Presiono levemente, el esfínter comienza a abrirse y tu cuerpo se tensa por el primer chispazo de dolor y sorpresa. La invasión continúa muy despacio. Sé que es difícil acogerme, aunque sea lo que estás deseando. Una capa de sudor en tu frente y sobre tus labios me dice que te esfuerzas por no gritar. Cierras tus ojos brevemente y levantas aún más las piernas. Aprietas los dientes y gruñes:
- Entra...., entra..., tirame el trasero...
Aprieto un poco más y todo el glande entra. Noto una convulsión en tu recto. El esfínter se dilata todo lo que da de sí. Es el momento crítico, cuando en tu mente una voz pide que salga desesperadamente y quiere que la tortura acabe. Sin embargo otra, creciendo en intensidad, se sobrepone al dolor y al instinto de conservación y pide que me recibas en plenitud.
Te miro fijamente a los ojos. Espero tu decisión. Y tu mirada me dice... ¡adelante!.
Entro un poco más, muy despacio, intentando que tu angosto conducto se adapte a mi volumen. Paro. Me retiro apenas medio centímetro. Noto la presión de las paredes y, cuando siento que se relajan, empujo de nuevo. Un grito ahogado escapa de tu garganta, mitad dolor, mitad triunfo, cuando te anuncio que dos terceras partes están ya dentro.

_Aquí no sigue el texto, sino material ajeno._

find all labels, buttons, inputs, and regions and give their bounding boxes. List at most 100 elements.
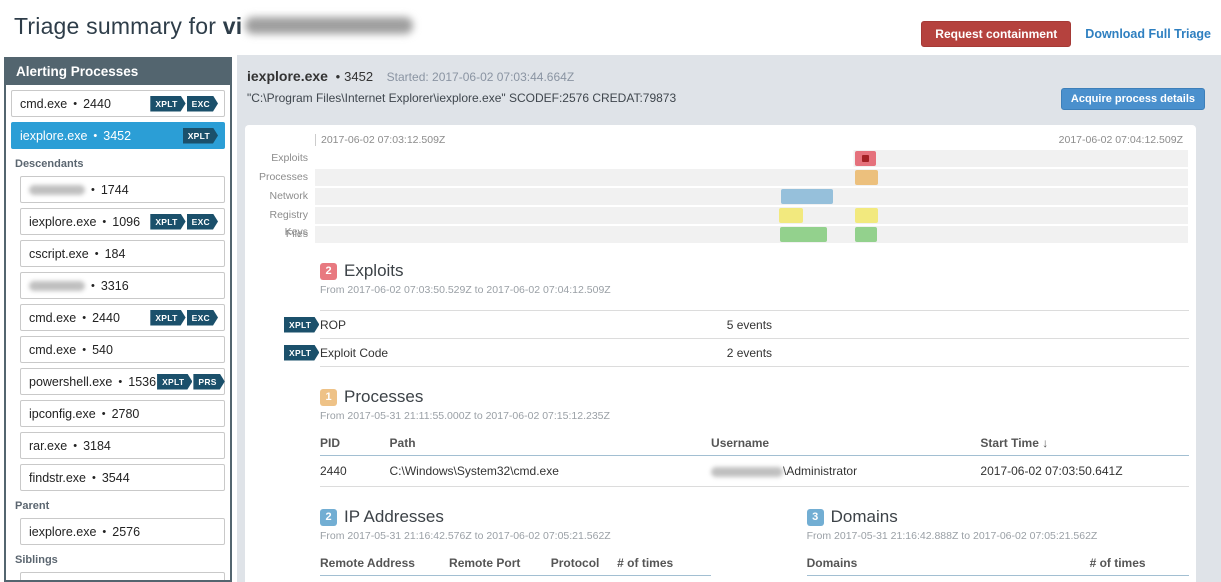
timeline-row: Processes [245,169,1188,186]
acquire-process-details-button[interactable]: Acquire process details [1060,88,1205,110]
domains-section-title: Domains [830,507,898,526]
timeline-row-label: Processes [258,171,308,183]
process-item-pid: 184 [104,246,126,261]
dot-separator: • [91,471,96,484]
domains-time-range: From 2017-05-31 21:16:42.888Z to 2017-06… [806,530,1098,542]
sidebar-process-item[interactable]: rar.exe • 3184 [20,432,225,459]
alert-badges: XPLT [182,128,218,144]
sidebar-process-item[interactable]: cmd.exe • 2440 XPLT EXC [20,304,225,331]
timeline-event-bar[interactable] [780,227,828,242]
domains-table: Domains# of times11 [806,552,1189,582]
dot-separator: • [82,311,87,324]
timeline-row-label: Files [285,228,308,240]
column-header[interactable]: Domains [806,552,1090,576]
exploits-time-range: From 2017-06-02 07:03:50.529Z to 2017-06… [320,284,611,296]
timeline-strip [315,188,1188,205]
column-header[interactable]: # of times [1089,552,1189,576]
process-item-pid: 3316 [100,278,129,293]
column-header[interactable]: Username [711,432,981,456]
sidebar-process-item[interactable]: iexplore.exe • 2576 [20,518,225,545]
ip-table-row: 80TCP1 [320,575,712,582]
alert-badge-prs: PRS [193,374,224,390]
process-pid-link[interactable]: 2440 [320,455,390,487]
timeline-row: Exploits [245,150,1188,167]
dot-separator: • [102,215,107,228]
column-header[interactable]: Remote Port [449,552,551,576]
exploits-count-badge: 2 [320,262,337,280]
exploit-event-row: XPLT ROP 5 events [320,311,1189,339]
sidebar-process-item[interactable]: powershell.exe • 1536 XPLT PRS [20,368,225,395]
sidebar-process-item[interactable]: iexplore.exe • 3452 XPLT [11,122,225,149]
sidebar-process-item[interactable]: iexplore.exe • 1096 XPLT EXC [20,208,225,235]
main-panel: iexplore.exe • 3452 Started: 2017-06-02 0… [237,55,1221,582]
dot-separator: • [73,97,78,110]
timeline-strip [315,226,1188,243]
domain-table-row: 1 [806,575,1189,582]
alert-badges: XPLT PRS [156,374,225,390]
process-item-name: cscript.exe [29,246,89,261]
process-item-name: findstr.exe [29,470,86,485]
exploits-section: 2 Exploits From 2017-06-02 07:03:50.529Z… [320,261,1189,367]
redacted-domain-name [711,466,784,477]
alert-badge-exc: EXC [187,310,218,326]
request-containment-button[interactable]: Request containment [921,21,1072,47]
process-item-pid: 3452 [103,128,132,143]
redacted-process-name [29,184,85,195]
dot-separator: • [118,375,123,388]
column-header[interactable]: Protocol [550,552,618,576]
process-item-pid: 1096 [112,214,141,229]
sidebar-process-item[interactable]: findstr.exe • 3544 [20,464,225,491]
column-header[interactable]: # of times [617,552,712,576]
dot-separator: • [91,183,95,196]
processes-count-badge: 1 [320,388,337,406]
timeline-row: Registry Keys [245,207,1188,238]
process-item-pid: 2440 [83,96,111,111]
detail-sections: 2 Exploits From 2017-06-02 07:03:50.529Z… [245,249,1196,582]
process-item-pid: 2780 [111,406,140,421]
timeline-event-bar[interactable] [855,208,879,223]
dot-separator: • [94,247,99,260]
timeline-row-label: Exploits [271,152,308,164]
process-item-name: powershell.exe [29,374,113,389]
column-header[interactable]: Remote Address [320,552,450,576]
dot-separator: • [93,129,98,142]
download-full-triage-link[interactable]: Download Full Triage [1085,27,1211,41]
times-count: 1 [617,575,712,582]
sidebar-process-item[interactable]: • 3316 [20,272,225,299]
processes-section: 1 Processes From 2017-05-31 21:11:55.000… [320,387,1189,487]
column-header[interactable]: Path [389,432,712,456]
processes-section-title: Processes [344,387,424,406]
page-title-prefix: Triage summary for [14,13,223,39]
process-item-name: iexplore.exe [29,214,97,229]
column-header[interactable]: Start Time ↓ [980,432,1189,456]
alerting-processes-sidebar: Alerting Processes cmd.exe • 2440 XPLT EXC ie… [4,57,232,582]
process-item-name: rundll32.exe [29,579,97,581]
table-header-row: Domains # of times [806,552,1189,576]
column-header[interactable]: PID [320,432,390,456]
sidebar-process-item[interactable]: cscript.exe • 184 [20,240,225,267]
sidebar-process-item[interactable]: rundll32.exe•2100 [20,572,225,581]
exploit-event-rows: XPLT ROP 5 events XPLT Exploit Code 2 events [320,310,1189,367]
activity-timeline: 2017-06-02 07:03:12.509Z 2017-06-02 07:0… [245,125,1196,249]
bottom-columns: 2 IP Addresses From 2017-05-31 21:16:42.… [320,507,1189,582]
sidebar-process-item[interactable]: ipconfig.exe • 2780 [20,400,225,427]
timeline-event-bar[interactable] [778,208,803,223]
timeline-event-bar[interactable] [781,189,833,204]
sidebar-process-item[interactable]: • 1744 [20,176,225,203]
domain-name [806,575,1090,582]
process-pid: 3452 [344,69,374,84]
exploit-type-label: ROP [320,317,347,332]
sidebar-process-item[interactable]: cmd.exe • 540 [20,336,225,363]
alert-badge-xplt: XPLT [284,345,319,361]
timeline-event-bar[interactable] [855,170,879,185]
process-list: cmd.exe • 2440 XPLT EXC iexplore.exe • 3452 XPLT… [6,85,230,581]
alert-badges: XPLT EXC [149,96,218,112]
process-path: C:\Windows\System32\cmd.exe [389,455,712,487]
timeline-event-bar[interactable] [855,151,877,166]
exploit-event-count: 5 events [726,317,773,332]
dot-separator: • [102,525,107,538]
timeline-row-label: Network [269,190,308,202]
timeline-event-bar[interactable] [855,227,878,242]
process-start-time: 2017-06-02 07:03:50.641Z [980,455,1189,487]
sidebar-process-item[interactable]: cmd.exe • 2440 XPLT EXC [11,90,225,117]
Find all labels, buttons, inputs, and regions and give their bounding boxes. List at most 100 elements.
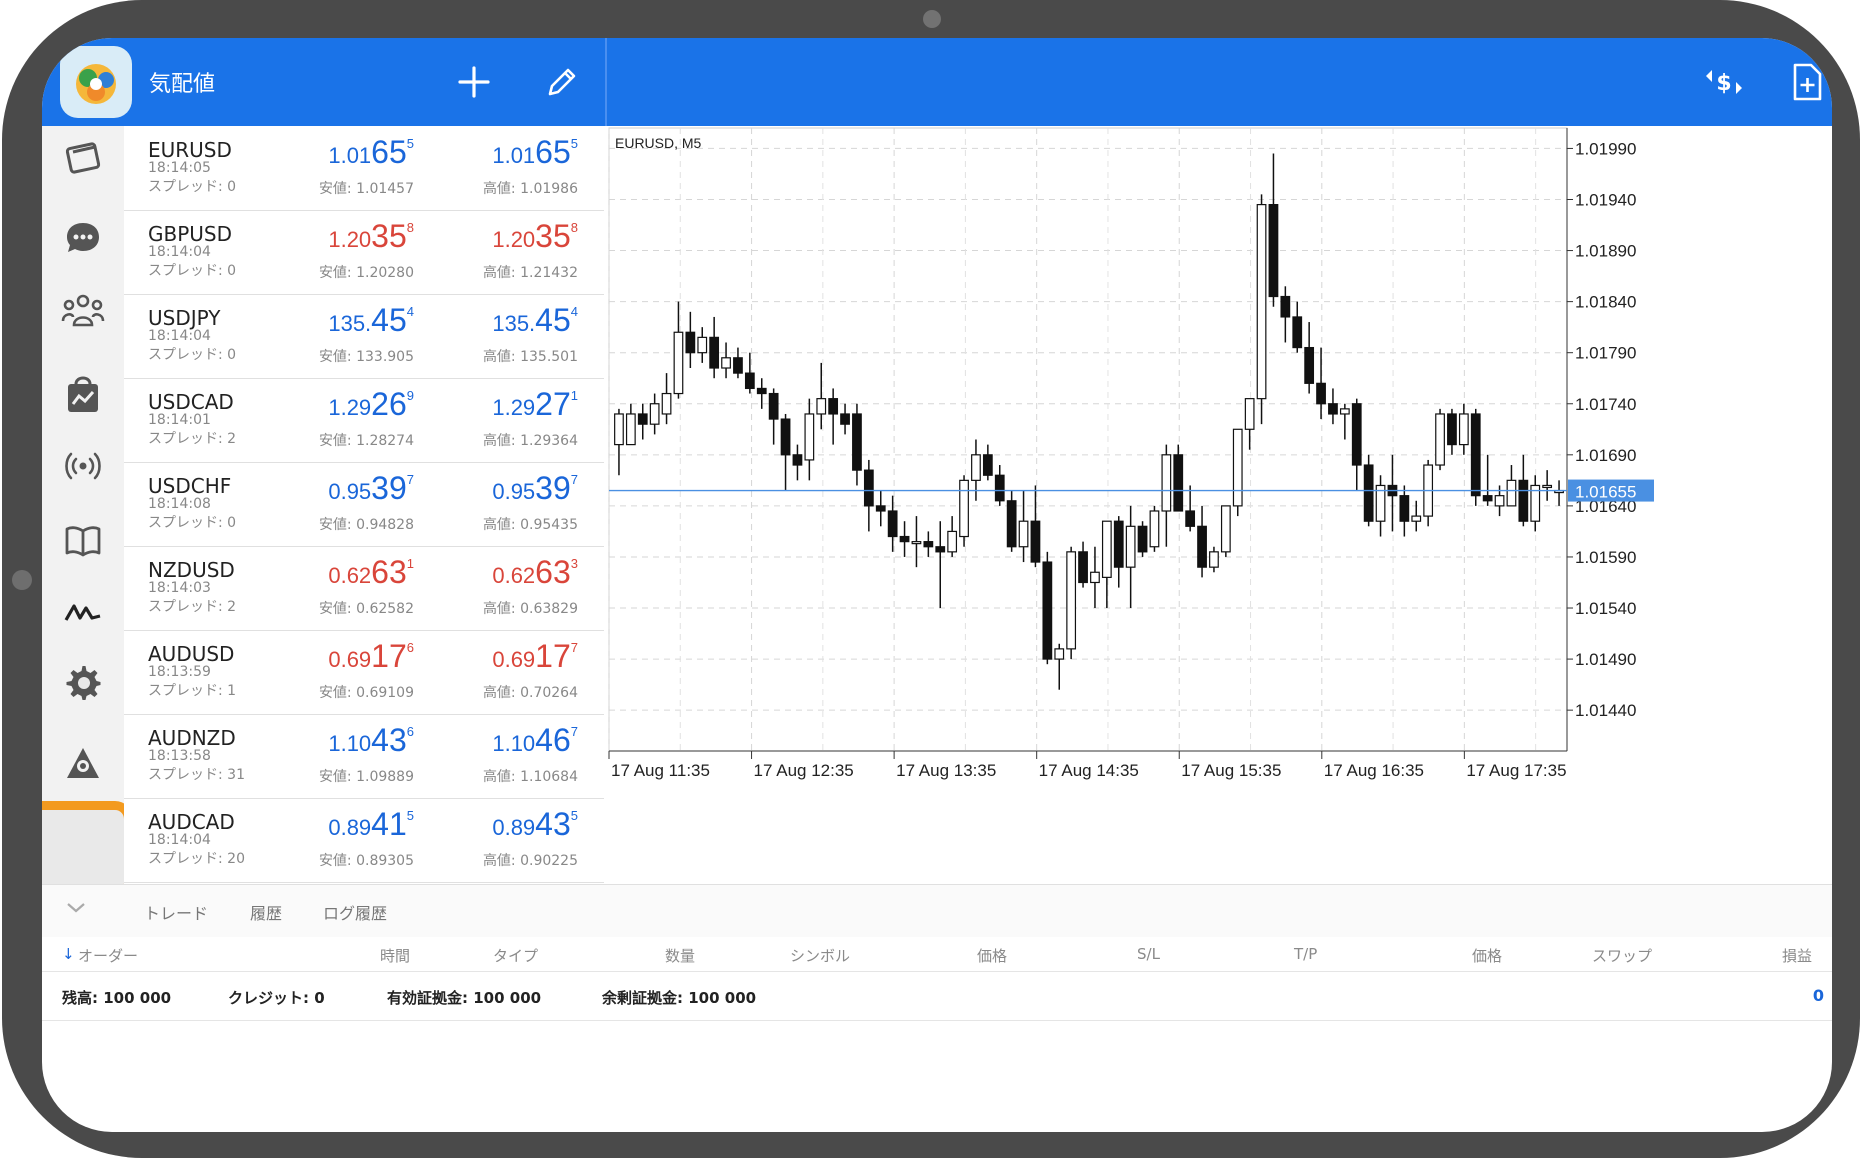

Aún no estás preparada para sentir placer con la metida anal, lo sé. Pero en este momento puede en ti la satisfacción de estar siendo perforada, de iniciar un camino en tu sexo, de sentir que un día podrás disfrutarlo tanto como por tu cocoy, aunque ahora esté doliéndote más que cuando perdiste tu virginidad por delante. Aunque te hayan dicho que eso es sucio; que sólo debe usarse para una función "natural" de expulsión de heces; que sólo las busconas desean ser enculadas. Tu instinto femenino está triunfando y con una mirada directa me pides más, que entre más profundo, quieres vencer...
Y te lo introduzco. Más adentro, más profundo...
Acaricio tu clítoris y siento tu cocoy más grande que nunca, más jugoso, más cálido.
Tu cuerpo se empieza a mover, muy despacio, reacciona ante los dos estímulos contradictorios: el fuego placentero en tu cocoy y el fuego lacerante en tu ano.
Ninguno es más fuerte que el otro, son distintos, pero en tu cabeza se están uniendo y ya pierdes la conciencia del origen de las sensaciones. El morbo de sentir tu trasero introducido se engarza sobre el placer que te proporciona tu clítoris y tu cocoy hasta que el dolor en tu ano pasa a un segundo plano. Y un orgasmo pequeñito quiere asomar en tu pecho. Y me pides que te de fuerte, que te tire, que no me importe si te hago daño.
Voy a llenarte el trasero de leche, cariño...
Y esta sencilla frase hace rebosar tu instinto de hembra caliente. La idea de mi leche llenando tu conducto trasero dispara el resorte. Una vez más la imaginación y el morbo dominan el cuerpo.
Y mientras mi miembro deja escapar fluido en tu interior, en disparos intermitentes, en la oscuridad de tu ano, tú te corres, gritando y arañando mis brazos.